Is your marriage on the rocks? Is your wife acting up? Are you suspecting that your hubby is cheating?
So what is going on? These are among the telltale signs that he is entering into the midlife crisis zone, according to a relationship expert.
Matrimonial consultant Sheela Mackintosh-Stewart has revealed the warning signs that indicate your partner could be headed fr the danger zone – and how to deal with them.
It comes after a new poll of 3,000 adults, commissioned by Bupa Health Clinics, found that turning 40 or 50 pushes many of us into ‘crisis’.
It’s a phenomenon that affects some 58 per cent of men in the UK according to a recent study. Here, Sheela reveals her five simple steps for saving your marriage.
‘Biologically, men experience a mid-life biochemical imbalance which manifests as a complex syndrome of emotional, psychological and physical changes and reactions,’ says Sheela.
‘Midlife crises are usually existential and triggered by an awareness of mortality and a re-evaluation of one’s life, perhaps at the onset of hair loss or death of a friend or parent.
‘”Super stressors” eg. feelings of “going nowhere” career-wise or serious job-related pressures and empty nest syndrome are also causes. Some men like Johnny Depp stray, leaving his partner for a younger model.’
1. Be proactive
‘A strong, understanding, nurturing wife and a strong marriage is the tonic for a man in mid-life crisis, so wives will need to step up.
‘Head-burying in the sand and waiting for the worst to happen before acting on it is not an option. A midlife crisis can hit from the late 30’s, often slowly over time, so don’t be blind-sided. Be focused and alert to any indicators of odd or rash behaviour.
‘Triggers include phrases “we’re drifting apart”; “I don’t know what I want”, “it’s not about you, it’s me”, “I feel overwhelmed, trapped and ignored” and “you deserve better than me” – all warning signs of discontent requiring action.’
2. Show him you are listening to him and his needs
‘Men can mentally and emotionally shut off when challenged with heavy emotional discussions. Avoid asking “why are you behaving like this?” or “is there someone else?’.
‘Instead, show him you are listening to his needs. Carefully choose words as hurtful ones are hard to recall. Use loving phrases, ‘I can see you’re struggling, tell me how I can help”. Ask him about one thing he would like to see improved (e.g. more time and space, a re-ignited sex life, getting finances under control), then brainstorm together on how to accomplish it.
‘By actively showing him you are on his side and team-working to make his life happier, you are setting the tone to help deal with his crisis, especially if things improve.

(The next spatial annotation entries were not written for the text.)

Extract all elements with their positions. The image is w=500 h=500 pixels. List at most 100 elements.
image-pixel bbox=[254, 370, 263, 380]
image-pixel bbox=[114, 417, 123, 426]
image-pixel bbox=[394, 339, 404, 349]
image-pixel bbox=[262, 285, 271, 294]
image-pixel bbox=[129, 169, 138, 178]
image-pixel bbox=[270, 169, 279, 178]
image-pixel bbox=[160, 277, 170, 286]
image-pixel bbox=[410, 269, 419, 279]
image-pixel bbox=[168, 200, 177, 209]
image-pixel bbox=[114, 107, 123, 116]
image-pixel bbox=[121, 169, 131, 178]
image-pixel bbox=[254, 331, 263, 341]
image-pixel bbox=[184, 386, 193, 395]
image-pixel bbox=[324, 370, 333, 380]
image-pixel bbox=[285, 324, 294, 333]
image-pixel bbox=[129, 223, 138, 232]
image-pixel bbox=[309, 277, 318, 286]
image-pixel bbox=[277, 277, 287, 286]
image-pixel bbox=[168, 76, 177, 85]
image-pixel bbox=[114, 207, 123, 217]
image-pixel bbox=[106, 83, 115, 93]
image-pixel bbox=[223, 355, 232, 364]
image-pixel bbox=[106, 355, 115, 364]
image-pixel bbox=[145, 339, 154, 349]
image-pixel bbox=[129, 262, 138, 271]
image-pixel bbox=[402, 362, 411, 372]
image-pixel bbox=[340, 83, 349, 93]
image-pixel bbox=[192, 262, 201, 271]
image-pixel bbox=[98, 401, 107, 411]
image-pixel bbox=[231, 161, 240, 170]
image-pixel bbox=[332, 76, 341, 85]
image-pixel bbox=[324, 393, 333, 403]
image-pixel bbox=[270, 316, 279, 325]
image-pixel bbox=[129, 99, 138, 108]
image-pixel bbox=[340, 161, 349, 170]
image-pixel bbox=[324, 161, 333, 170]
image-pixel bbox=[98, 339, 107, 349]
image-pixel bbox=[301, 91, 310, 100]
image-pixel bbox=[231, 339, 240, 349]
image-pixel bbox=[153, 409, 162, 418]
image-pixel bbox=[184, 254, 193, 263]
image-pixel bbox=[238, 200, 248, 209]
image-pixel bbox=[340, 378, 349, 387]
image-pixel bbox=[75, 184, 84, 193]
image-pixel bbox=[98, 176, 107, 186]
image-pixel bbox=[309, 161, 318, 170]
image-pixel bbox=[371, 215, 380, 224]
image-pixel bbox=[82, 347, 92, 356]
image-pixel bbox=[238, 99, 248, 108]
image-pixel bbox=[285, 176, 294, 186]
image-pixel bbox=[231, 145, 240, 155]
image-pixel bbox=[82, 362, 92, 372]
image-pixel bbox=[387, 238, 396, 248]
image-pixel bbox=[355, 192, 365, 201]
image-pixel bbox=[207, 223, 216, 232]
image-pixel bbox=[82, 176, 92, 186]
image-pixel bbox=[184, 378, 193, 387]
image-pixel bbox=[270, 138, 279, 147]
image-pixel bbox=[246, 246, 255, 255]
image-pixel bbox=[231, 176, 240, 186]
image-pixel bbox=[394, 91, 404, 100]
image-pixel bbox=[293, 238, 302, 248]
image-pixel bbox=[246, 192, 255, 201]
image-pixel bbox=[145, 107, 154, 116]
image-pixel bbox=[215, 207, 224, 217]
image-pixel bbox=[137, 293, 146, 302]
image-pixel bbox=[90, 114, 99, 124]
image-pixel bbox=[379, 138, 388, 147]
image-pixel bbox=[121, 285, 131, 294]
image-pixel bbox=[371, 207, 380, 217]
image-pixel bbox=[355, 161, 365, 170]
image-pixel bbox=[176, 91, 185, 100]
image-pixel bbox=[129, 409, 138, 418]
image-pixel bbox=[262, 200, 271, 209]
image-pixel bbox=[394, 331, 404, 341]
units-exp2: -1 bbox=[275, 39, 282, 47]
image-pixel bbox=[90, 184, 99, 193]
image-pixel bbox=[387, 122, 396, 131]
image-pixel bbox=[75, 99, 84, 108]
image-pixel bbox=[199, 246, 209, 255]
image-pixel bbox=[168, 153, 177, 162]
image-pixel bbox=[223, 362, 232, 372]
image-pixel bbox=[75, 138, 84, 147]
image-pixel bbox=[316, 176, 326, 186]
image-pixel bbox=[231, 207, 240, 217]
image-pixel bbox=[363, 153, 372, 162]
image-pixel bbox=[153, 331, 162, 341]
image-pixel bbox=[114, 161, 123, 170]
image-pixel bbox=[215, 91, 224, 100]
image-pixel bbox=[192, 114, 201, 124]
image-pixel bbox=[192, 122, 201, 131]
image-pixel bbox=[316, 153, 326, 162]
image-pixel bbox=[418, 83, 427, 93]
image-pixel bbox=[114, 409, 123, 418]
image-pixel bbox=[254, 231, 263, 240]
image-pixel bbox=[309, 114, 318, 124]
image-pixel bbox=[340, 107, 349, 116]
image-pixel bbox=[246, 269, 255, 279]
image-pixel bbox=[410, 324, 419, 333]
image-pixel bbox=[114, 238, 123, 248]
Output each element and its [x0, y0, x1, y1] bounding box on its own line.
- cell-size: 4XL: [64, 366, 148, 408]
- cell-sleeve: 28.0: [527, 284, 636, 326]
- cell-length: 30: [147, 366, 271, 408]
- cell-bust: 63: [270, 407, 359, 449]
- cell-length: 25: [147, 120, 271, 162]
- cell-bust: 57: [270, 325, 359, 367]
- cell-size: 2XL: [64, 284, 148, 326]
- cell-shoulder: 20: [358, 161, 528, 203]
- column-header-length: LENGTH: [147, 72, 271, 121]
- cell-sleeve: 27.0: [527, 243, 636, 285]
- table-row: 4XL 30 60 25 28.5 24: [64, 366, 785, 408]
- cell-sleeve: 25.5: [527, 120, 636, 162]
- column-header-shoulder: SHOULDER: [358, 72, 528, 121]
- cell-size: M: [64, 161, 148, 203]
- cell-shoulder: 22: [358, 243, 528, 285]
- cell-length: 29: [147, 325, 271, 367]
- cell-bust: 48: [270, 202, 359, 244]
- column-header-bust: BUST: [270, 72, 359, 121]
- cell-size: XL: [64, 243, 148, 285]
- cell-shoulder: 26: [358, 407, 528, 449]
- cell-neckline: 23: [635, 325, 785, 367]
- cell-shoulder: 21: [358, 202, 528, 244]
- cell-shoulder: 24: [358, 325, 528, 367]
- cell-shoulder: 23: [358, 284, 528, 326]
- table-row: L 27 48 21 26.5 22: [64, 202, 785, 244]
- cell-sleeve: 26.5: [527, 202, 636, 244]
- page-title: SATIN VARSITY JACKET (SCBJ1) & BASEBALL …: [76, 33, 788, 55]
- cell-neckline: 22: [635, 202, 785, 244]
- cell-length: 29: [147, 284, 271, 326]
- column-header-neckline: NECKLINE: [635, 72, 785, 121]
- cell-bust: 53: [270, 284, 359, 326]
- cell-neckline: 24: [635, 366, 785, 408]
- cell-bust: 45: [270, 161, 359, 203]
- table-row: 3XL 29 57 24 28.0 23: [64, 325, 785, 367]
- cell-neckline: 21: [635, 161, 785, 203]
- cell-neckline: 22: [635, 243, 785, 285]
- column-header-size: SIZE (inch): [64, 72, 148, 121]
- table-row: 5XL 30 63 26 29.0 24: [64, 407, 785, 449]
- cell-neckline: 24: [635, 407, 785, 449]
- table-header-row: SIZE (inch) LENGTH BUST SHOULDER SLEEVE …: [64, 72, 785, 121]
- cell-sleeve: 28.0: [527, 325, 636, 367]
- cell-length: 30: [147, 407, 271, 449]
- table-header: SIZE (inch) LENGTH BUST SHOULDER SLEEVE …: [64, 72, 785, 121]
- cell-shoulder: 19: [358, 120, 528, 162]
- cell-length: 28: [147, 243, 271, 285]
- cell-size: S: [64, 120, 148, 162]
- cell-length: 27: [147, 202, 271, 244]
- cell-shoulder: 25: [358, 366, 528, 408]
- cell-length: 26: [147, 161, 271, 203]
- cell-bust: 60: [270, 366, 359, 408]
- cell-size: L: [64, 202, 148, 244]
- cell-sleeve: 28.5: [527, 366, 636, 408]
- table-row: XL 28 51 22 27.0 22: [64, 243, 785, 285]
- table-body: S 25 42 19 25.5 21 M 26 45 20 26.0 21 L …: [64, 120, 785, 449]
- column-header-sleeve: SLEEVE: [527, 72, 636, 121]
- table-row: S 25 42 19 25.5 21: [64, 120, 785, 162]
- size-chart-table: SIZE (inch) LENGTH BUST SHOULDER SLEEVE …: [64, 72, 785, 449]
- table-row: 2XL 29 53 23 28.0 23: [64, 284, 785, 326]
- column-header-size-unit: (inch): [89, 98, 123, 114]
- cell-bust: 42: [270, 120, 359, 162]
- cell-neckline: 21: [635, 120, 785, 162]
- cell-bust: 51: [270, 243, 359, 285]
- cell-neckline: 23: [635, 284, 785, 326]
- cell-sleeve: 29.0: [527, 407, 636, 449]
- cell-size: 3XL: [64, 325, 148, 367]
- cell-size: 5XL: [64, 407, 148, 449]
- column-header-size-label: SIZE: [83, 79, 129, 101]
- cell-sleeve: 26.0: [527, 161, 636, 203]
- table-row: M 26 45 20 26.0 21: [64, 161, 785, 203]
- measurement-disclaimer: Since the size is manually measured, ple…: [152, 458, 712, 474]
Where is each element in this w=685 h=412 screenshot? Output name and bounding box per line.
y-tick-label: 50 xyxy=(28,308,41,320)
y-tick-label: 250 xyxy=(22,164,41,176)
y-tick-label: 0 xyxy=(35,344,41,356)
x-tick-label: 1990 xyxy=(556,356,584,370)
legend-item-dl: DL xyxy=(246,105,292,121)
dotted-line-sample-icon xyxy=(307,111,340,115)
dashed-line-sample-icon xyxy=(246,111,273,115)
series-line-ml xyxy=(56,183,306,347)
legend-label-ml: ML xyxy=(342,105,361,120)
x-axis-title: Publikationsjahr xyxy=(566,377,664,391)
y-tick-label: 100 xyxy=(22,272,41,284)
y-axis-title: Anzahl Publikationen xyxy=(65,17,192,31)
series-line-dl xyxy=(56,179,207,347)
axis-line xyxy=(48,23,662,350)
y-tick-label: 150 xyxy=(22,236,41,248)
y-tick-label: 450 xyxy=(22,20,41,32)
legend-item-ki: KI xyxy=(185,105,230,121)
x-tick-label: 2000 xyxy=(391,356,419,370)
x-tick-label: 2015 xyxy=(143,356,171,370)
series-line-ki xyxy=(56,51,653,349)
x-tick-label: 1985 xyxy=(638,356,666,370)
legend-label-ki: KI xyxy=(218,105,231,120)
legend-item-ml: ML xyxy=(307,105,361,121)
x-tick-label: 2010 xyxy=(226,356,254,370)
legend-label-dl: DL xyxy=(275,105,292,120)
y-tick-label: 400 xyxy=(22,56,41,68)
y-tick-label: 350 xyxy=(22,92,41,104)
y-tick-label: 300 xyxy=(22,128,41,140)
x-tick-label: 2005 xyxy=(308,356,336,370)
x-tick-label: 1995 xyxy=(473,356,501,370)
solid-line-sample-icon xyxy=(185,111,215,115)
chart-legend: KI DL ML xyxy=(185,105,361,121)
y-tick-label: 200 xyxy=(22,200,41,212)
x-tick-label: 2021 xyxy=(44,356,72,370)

Actions often speak louder than words.’
3. Setting clear boundaries
‘It’s easy to feel defeated and destabilised because you have little or no control. But, you can take control of yours and your family’s lives. Take care of yourself mentally, emotionally and physically and plan some personal ‘me-time’.
‘Striking the right balance by setting clear boundaries to meet both your needs is essential. He will be happier once he starts noticing changes and results and sees that he needs you and that he is better off team-working with you.’
4. Dealing with adultery
‘Adultery is a common occurrence, often leading to huge marital rifts and blame triggering divorces due to extreme feelings of hurt and betrayal. Midlife crisis is no excuse for bad behaviour but I caution against ‘divorce knee-jerking’ too soon, as affairs are usually symptomatic of neglectful marriages.
‘Take time to fully explore if your marriage is worth saving. Many divorcees I know regret and wish in hindsight that they didn’t try harder to save it. Many couples have successfully weathered the storms with stronger lifetime marriages.
‘If you jointly believe that your marriage matters and it is worth saving, then jointly commit to repair and make positive changes to your relationship. Address and alleviate underlying feelings of neglect and lovelessness. Acknowledging, accepting and forgiving our human mistakes is vital to rebuilding trust.’
5. Be present in your relationship and work on your life goals together
‘The sense of stagnation frequently lies at the heart of midlife crisis as he grapples with his life being a series of missed failed opportunities, aging and the looming threat of mortality. Personal fulfillment rather than family happiness can often be the sole focus.
‘Being married doesn’t give you a crystal ball into reading his mind about his wants and needs, as these often change over time. But focusing your energy on being the best person you can be will helping him to do the same is a must.